A tradição interacionista sempre atribuiu à linguagem a primazia e o papel central na construção do mundo social e a ação dentro dele. Isto também pode ser construído de um modo cognitivo em que a linguagem fornece à cognição as categorias construídas na interação e estas fornecem aos interactantes as versões do mundo e, desta forma, não mais se procura na língua a representação interna dos objetos. Em uma abordagem anti-mentalista da cognição social, a crença é na prioridade da língua como parte constitutiva de nossa vida social, na emergência da realidade social através da interação entre os falantes em uma comunidade.
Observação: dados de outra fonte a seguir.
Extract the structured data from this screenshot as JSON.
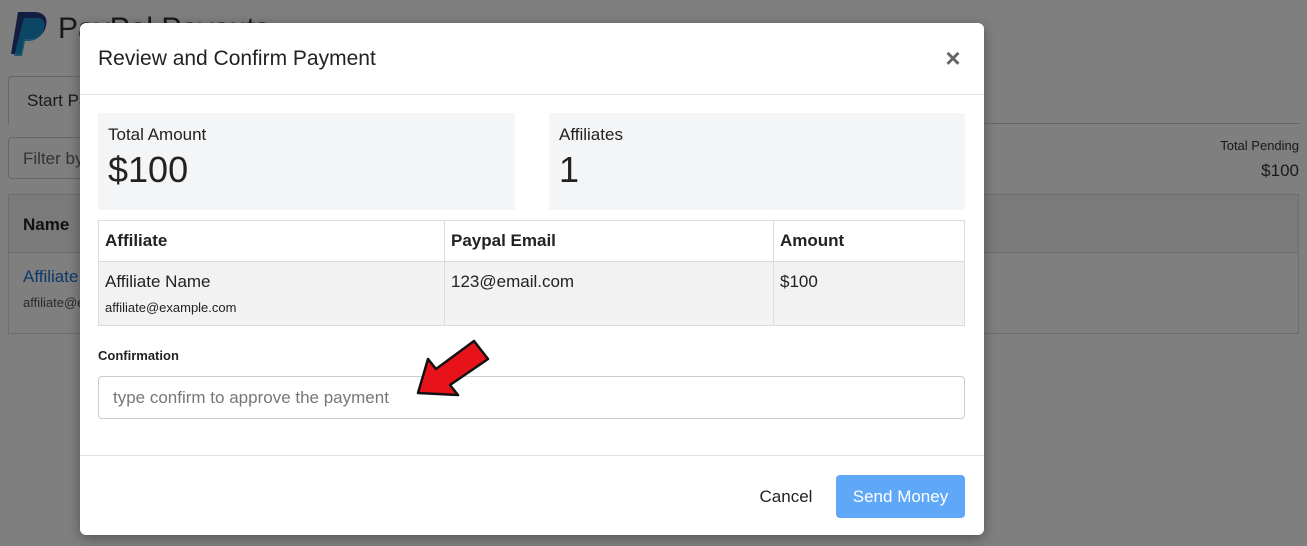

Entendemos, deste modo, que as categorias atuam como nossas versões públicas de pensar o mundo, que se constituem como formas palpáveis que utilizamos para manusear a fluidez da realidade, e como meios de organizar o conhecimento sobre algo.

Assim, o conhecimento publicamente construído no contexto escolar não é mais que uma das muitas versões públicas do mundo, autorizada institucionalmente e aceita pelos membros da sociedade para ser oficial e vigorar como se fosse a única verdade/realidade existente e aceitável.